The resolution included Dangote Refinery guaranteeing to sell an average of 28,000,000 litres of PMS daily for the next six months to oil marketers for domestic consumption in the Nigerian market.
Those that signed the resolution according to the statement put out by the Association’s Public Relations Officer, Dr Joseph Obele, included, NMDPRA, NNPC Ltd, Edo Refinery, Dangote Refinery, Waltersmith Refinery, Aradel Refinery, Independent Petroleum Marketers Association of Nigeria and Petroleum Regulatory and Petroleum Products Retail Outlets owners Association of Nigeria.

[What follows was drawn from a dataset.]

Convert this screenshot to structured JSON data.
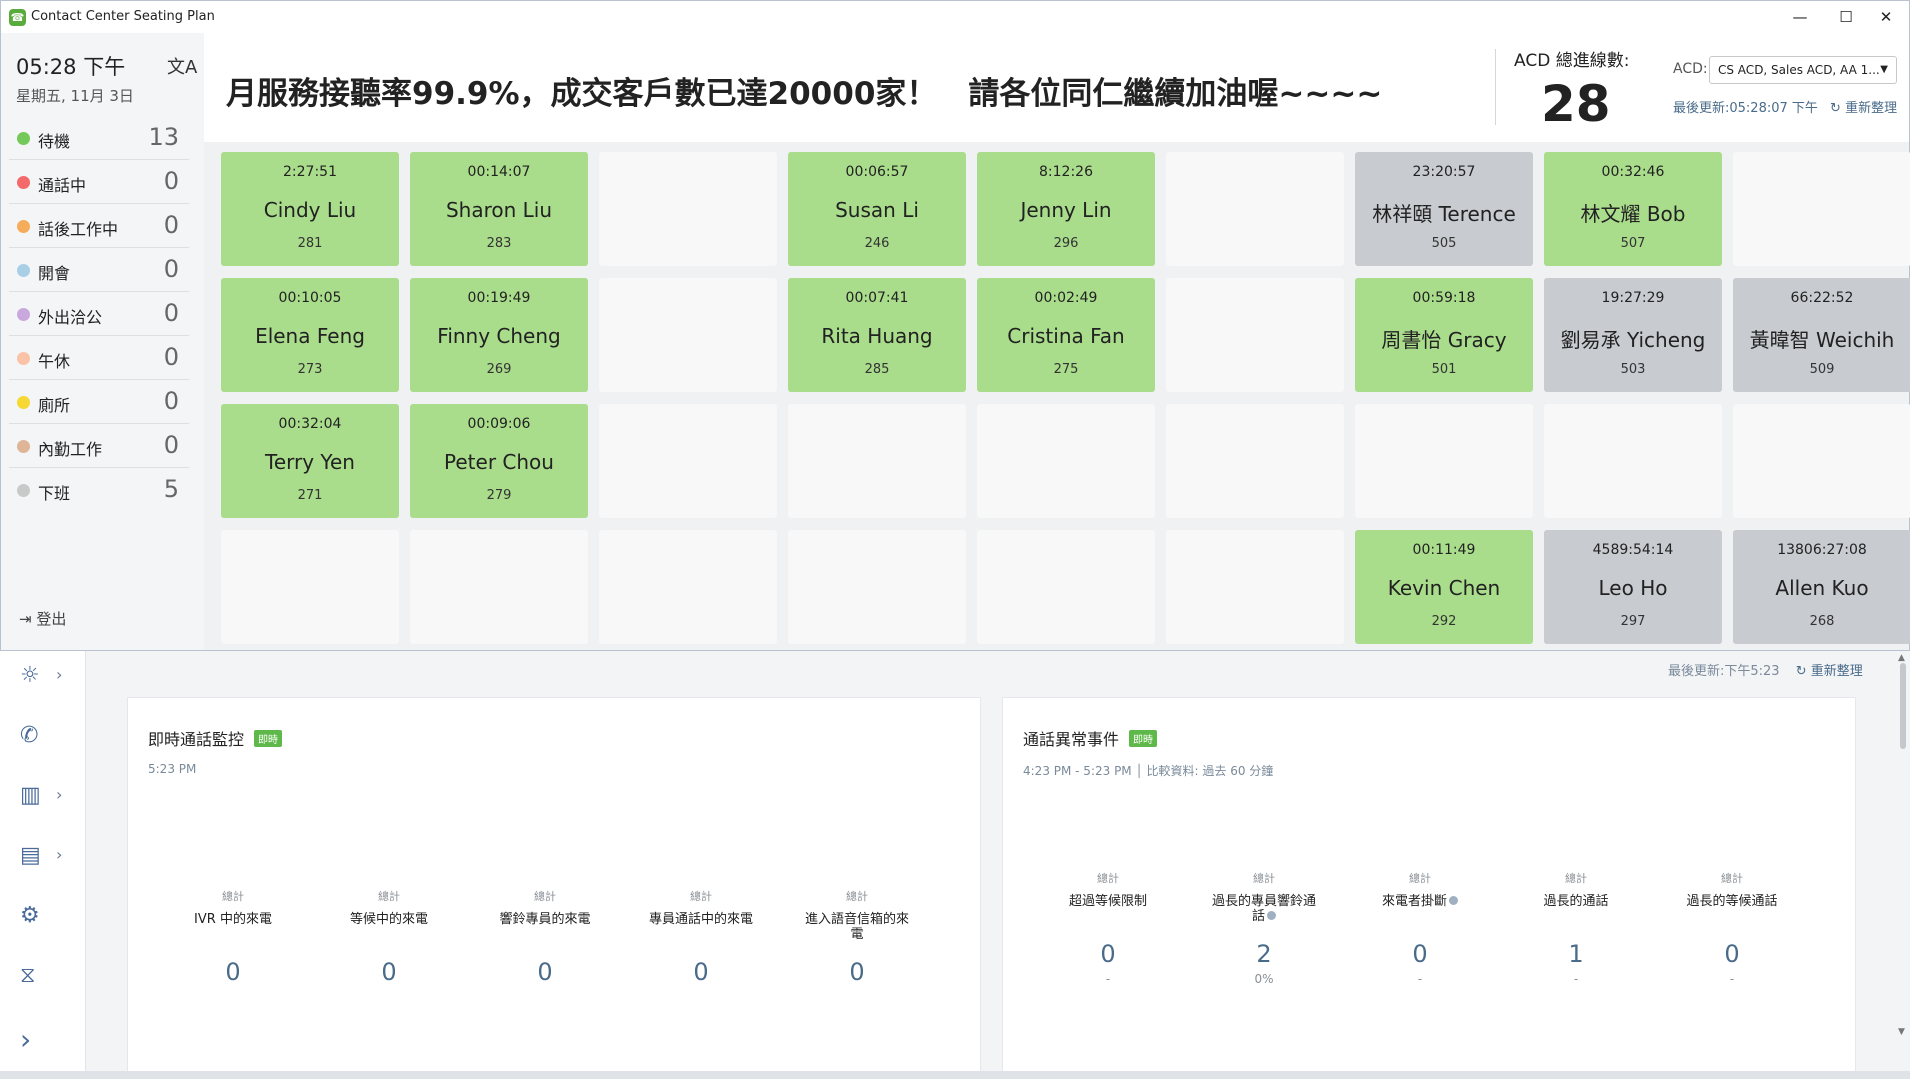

The National President of PETROAN, Dr Billy Gillis Harry, while addressing news men at PETROAN’s headquarters Abuja expressed optimism that the resolutions would bring succour to the downstream sector and improve the Nigerian economy.
According to PETROAN’s helmsman, the new deal was part of a resolution reached by stakeholders on the absorption of domestic petroleum product production by Nigerian Oil Marketing Companies including the Nigerian National Petroleum Company Ltd.

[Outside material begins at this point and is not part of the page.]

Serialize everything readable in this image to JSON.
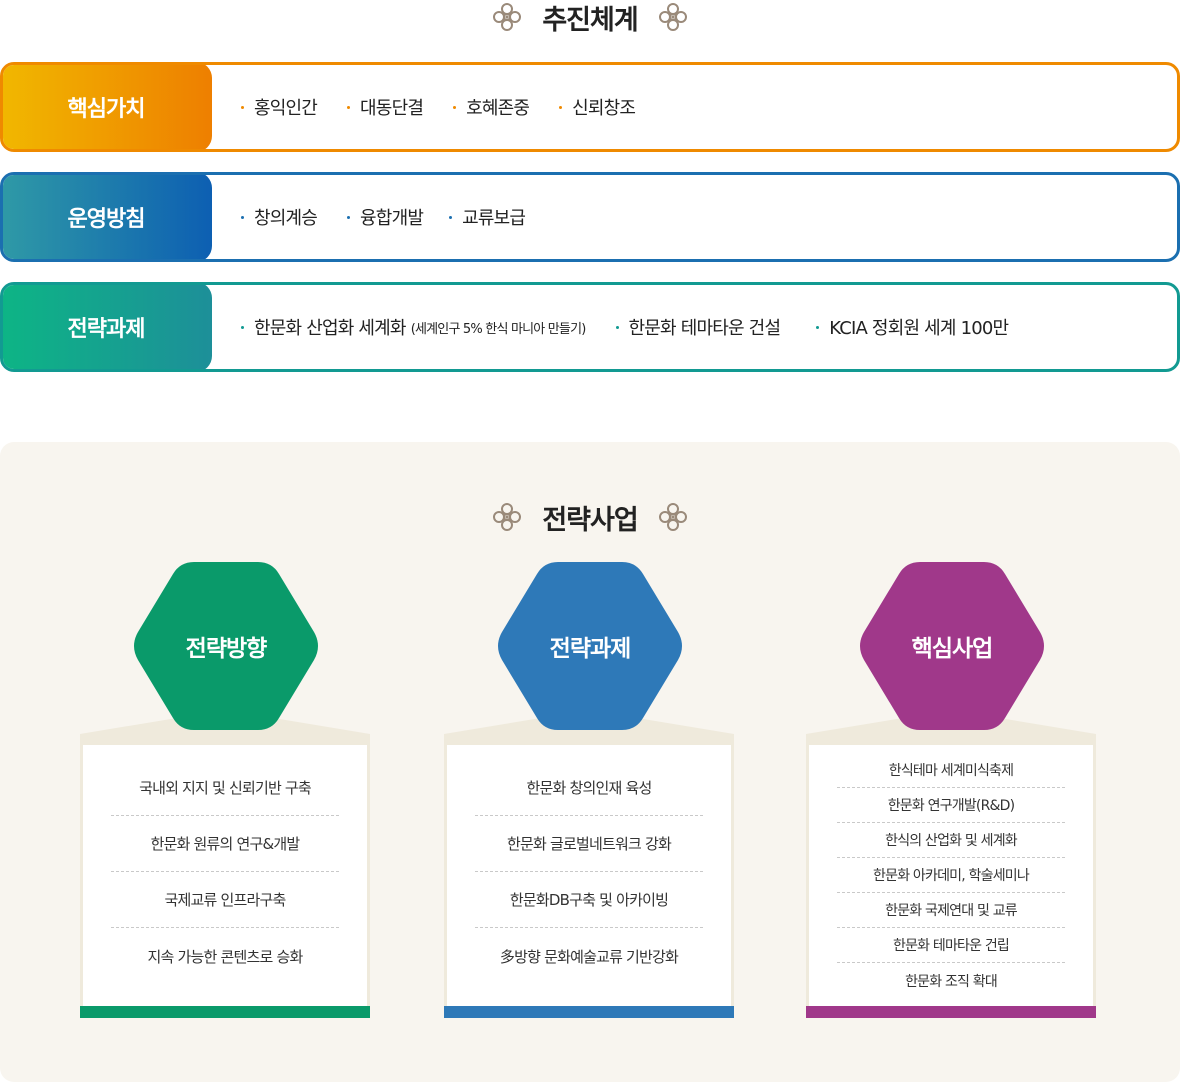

Harry added that the resolution would attract so many benefits which include; stability of petroleum products, control of price fluctuations, maintaining transparent communication, addressing conflicts proactively and fostering collaboration among key stakeholders.

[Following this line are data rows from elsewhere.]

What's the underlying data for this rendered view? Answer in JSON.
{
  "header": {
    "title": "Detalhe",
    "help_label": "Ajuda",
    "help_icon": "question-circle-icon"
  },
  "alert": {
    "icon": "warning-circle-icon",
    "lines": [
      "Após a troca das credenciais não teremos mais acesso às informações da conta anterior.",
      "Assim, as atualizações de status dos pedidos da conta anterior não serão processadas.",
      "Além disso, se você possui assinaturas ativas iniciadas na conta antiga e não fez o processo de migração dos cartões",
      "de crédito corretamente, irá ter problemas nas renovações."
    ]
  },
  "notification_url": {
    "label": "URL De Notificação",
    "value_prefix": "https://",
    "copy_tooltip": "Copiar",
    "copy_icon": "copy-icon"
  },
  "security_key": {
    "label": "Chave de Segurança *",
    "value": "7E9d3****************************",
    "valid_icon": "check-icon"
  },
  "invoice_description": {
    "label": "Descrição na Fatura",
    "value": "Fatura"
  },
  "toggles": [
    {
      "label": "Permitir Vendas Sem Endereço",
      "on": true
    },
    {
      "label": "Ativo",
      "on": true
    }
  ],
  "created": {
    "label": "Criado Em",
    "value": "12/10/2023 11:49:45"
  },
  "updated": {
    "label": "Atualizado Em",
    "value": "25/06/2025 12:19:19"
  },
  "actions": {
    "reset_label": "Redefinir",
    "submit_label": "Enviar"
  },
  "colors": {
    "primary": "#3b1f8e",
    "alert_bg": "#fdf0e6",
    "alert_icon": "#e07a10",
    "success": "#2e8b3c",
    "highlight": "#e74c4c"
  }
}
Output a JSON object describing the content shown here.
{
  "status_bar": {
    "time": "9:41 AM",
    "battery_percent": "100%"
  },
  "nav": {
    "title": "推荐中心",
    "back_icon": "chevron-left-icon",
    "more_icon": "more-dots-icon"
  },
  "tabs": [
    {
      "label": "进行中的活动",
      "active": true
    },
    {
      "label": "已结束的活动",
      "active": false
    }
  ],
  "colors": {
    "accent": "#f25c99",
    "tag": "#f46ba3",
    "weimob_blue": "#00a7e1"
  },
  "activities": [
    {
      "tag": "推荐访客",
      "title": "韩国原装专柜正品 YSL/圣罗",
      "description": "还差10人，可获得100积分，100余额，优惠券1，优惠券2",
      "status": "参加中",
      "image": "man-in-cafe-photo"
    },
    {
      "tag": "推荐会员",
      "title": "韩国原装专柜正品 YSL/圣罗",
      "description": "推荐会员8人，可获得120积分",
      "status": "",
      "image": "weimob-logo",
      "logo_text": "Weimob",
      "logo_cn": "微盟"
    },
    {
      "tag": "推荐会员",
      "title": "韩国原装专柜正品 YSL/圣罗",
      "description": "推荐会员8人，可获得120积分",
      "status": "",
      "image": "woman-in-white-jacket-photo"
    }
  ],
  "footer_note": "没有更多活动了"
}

Additionally, a document showed to the press by the National Public Relations Officer, Dr Obele, indicated that the availability of Aviation Turbine Kerosene and diesel from all domestic refineries would be provided to the NMDPRA for the same period of six months and must be subject to consideration for import as may be required
Obele noted that the NMDPRA must establish the basis for allocating import volumes to oil marketing companies on the assumptions of the aggregate of domestic refinery capacity with understanding to cover shortfalls for respective marketers.
He explained that by resolution, the domestic refineries would provide fixed quantities and delivery windows, which must be a period of two months preceding the month of delivery to the customer and NMDPRA, adding that individual oil marketing companies are to enter direct commercial agreements with domestic refineries on a willing buyer, willing seller basis.